Hi, all,
Background:
I’m working on a program I call “standpipe” which takes data from standard input, writes it into a temporary file and then feeds that data into standard output. The idea is to allow the source program (writing to stdout) to write as fast as it can even if the target program (reading from stdin) can’t keep up. My (somewhat contrived) use case is that when using memory-intensive compression algorithms like LZMA2 in xz
and/or 7z
and piping the data to some target over the network, I’d like xz
/7z
to complete as fast as possible to release that memory, even if my Internet can’t keep up. Of course there are alternatives I could take, but as a learning experience, I’d like to figure out why what I’m trying isn’t working.
Details:
My repository is here: https://github.com/skillian/standpipe
After cloning/downloading, changing to the sp
directory and then go build
ing, the usage for the sp
command is:
usage: sp [ -f CACHEFILE ] [ --log-level LOGLEVEL ] [ -s PAGESIZE ]
standpipe to cache output from one command before piping it into a slower command.
optional arguments:
-f, --cache-file
Custom cache file name. If not used, a temp file is created
instead.
--log-level Specify a custom logging level (useful for debugging).
-s, --page-size
Page size within the standpipe file. Pages are updated in random
locations within the standpipe file so to reduce the amount of
seeking, this value should be as large as possible. There are
two pages always kept in memory at a time: One for reading and
one for writing, so this value is a balancing act between
reduced seeks and memory usage
Here’s a set of commands I’m using to alpha test the program before I write my test cases (I’m one of those people that write my tests afterward):
dd if=/dev/urandom bs=32768 count=8192 of=~/test.dat
cat ~/test.dat | sp -f ~/test.sp -s 1048576 | gzip -c -9 > ~/test.dat.gz
When I compile and run my program, the standpipe file header is generated and the cache file is loaded up with data fast (I have not yet determined if the data being written is valid or if the same buffer is being written, etc.
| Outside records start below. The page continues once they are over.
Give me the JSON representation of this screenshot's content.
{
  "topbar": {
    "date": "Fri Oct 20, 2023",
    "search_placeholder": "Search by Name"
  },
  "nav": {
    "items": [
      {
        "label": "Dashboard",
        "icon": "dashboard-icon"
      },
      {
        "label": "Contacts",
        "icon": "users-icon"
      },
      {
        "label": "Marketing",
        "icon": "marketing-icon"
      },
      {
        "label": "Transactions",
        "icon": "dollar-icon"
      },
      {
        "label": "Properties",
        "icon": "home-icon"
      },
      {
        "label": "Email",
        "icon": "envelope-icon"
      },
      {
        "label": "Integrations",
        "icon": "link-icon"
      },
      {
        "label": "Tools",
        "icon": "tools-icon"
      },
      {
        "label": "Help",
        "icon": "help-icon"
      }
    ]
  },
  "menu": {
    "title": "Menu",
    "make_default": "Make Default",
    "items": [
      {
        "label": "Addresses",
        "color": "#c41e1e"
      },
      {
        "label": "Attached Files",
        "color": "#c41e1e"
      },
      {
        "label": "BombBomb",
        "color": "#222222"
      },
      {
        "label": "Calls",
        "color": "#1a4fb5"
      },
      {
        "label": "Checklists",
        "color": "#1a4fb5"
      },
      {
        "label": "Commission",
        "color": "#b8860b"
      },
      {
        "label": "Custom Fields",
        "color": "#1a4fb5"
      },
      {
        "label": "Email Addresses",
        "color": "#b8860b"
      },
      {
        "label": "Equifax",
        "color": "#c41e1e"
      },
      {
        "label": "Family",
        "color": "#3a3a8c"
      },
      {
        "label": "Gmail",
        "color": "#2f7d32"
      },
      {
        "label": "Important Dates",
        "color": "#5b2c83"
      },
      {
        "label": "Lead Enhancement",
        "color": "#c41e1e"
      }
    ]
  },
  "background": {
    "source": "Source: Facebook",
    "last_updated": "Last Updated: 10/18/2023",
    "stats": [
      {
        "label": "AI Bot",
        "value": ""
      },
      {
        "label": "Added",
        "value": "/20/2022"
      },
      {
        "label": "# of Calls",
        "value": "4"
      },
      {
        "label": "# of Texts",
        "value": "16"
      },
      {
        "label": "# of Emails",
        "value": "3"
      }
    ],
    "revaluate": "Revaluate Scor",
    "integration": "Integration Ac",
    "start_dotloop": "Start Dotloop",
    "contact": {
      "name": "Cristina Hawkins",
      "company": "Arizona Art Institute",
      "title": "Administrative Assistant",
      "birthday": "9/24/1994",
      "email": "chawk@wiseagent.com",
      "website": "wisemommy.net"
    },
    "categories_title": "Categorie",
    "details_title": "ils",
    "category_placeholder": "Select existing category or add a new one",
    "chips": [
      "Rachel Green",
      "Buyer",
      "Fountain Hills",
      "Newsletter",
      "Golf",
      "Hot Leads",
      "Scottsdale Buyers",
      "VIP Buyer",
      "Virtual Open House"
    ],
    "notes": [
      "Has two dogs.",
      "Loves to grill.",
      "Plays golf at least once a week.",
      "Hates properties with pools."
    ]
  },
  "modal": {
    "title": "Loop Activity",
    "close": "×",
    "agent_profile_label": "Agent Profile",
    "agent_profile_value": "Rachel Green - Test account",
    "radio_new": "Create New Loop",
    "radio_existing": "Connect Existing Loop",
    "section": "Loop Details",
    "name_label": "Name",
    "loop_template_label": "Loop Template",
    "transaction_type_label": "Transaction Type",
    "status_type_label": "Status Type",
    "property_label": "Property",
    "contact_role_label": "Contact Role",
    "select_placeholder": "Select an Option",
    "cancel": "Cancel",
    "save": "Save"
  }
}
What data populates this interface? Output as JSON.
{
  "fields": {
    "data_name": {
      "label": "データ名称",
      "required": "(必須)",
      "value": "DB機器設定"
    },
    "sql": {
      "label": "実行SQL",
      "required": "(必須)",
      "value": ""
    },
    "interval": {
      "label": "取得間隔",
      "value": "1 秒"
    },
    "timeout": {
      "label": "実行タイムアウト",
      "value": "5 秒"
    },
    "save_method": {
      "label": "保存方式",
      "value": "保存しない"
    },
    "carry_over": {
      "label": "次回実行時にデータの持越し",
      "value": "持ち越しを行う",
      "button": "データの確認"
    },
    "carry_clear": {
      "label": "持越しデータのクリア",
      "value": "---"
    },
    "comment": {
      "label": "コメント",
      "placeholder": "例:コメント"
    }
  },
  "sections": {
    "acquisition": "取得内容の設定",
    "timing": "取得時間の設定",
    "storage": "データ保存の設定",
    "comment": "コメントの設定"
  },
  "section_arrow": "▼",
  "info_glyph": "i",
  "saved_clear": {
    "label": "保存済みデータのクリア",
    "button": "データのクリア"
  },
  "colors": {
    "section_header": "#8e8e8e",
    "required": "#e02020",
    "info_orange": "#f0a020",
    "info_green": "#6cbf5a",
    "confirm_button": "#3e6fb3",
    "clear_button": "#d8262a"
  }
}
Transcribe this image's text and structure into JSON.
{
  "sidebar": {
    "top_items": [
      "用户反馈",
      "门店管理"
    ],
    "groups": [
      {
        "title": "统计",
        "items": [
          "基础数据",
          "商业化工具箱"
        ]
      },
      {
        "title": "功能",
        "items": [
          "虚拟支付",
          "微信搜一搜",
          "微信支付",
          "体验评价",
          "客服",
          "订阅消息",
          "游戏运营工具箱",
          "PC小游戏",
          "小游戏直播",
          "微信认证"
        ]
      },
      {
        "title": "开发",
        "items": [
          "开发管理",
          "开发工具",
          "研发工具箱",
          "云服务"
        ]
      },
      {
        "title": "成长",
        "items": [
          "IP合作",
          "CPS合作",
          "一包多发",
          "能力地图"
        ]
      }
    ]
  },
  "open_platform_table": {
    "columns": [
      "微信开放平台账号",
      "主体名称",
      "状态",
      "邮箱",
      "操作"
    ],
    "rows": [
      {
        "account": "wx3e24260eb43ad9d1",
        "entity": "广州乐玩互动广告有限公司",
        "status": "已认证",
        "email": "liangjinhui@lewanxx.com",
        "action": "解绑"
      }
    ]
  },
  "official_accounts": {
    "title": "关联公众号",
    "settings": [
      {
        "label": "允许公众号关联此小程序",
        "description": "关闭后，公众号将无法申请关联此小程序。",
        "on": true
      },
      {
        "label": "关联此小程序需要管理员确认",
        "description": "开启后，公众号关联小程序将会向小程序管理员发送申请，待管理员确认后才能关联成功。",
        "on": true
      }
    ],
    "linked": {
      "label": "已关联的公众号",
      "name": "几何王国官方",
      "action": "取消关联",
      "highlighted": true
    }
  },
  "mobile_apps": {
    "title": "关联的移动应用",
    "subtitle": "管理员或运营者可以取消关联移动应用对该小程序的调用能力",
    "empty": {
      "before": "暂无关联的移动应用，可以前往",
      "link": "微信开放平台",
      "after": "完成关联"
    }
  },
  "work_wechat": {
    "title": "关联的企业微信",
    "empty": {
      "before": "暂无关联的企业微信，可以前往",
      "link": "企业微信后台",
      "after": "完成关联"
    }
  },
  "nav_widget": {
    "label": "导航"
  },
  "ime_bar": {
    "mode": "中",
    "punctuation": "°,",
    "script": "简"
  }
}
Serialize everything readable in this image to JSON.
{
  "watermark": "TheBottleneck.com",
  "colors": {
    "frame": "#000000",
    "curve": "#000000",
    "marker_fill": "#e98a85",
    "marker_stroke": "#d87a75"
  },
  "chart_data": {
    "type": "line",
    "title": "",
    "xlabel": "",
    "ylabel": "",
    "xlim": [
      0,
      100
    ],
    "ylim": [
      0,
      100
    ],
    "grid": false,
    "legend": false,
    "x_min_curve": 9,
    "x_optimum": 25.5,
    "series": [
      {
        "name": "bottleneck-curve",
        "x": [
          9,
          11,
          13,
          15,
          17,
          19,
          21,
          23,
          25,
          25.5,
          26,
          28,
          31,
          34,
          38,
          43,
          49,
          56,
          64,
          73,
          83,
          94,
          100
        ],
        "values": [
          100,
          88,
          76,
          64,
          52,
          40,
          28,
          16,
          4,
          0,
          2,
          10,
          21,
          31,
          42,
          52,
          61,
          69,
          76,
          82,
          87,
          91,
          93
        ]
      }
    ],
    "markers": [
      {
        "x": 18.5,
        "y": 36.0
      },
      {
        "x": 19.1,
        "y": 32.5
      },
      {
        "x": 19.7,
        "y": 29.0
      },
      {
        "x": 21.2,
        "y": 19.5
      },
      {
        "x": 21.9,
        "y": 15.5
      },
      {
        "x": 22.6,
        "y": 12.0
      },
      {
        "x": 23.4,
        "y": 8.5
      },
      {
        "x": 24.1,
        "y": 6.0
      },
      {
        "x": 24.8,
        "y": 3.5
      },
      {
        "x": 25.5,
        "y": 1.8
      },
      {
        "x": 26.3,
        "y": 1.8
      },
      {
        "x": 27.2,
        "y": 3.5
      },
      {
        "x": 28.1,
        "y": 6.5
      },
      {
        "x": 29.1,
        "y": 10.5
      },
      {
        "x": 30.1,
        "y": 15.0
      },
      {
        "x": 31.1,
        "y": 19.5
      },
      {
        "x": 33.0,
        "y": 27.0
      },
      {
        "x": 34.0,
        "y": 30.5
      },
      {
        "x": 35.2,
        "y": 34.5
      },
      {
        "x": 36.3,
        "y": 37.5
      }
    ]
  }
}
That will be one of my next steps to test).
Issue:
My issue is that no data seems to ever be read from the cache file to be written to stdout. I thought I was using sync.Cond
correctly, but my guess right now is I’m missing something crucial with the locking/signalling. I would consider using a chan
instead of a slice of offsets except that:
- I don’t know what the length of the
V1Pipe.offs
can grow to (10, 100, 1000, 10,000, 100,000, etc). - I need to be able to flush what’s in the pipe when the program is interrupted, so I’d need to make sure that the
V1Pipe.Close
function gets all of the offsets inV1Pipe.offs
and another goroutine listening on a conceptualV1Pipe.offs
chan
doesn’t steal one while we’re closing.
Question:
Can I bother any of you gophers to review what I have and see if I’m doing something wrong with goroutines/locking/something else that I should try to fix? Even though I admit I don’t need this to work, I’d like to understand why what I have doesn’t work and what I have to change to make it work to make me a better programmer.
Suggestions to improve my programming “style” are also welcome! Thanks for your consideration!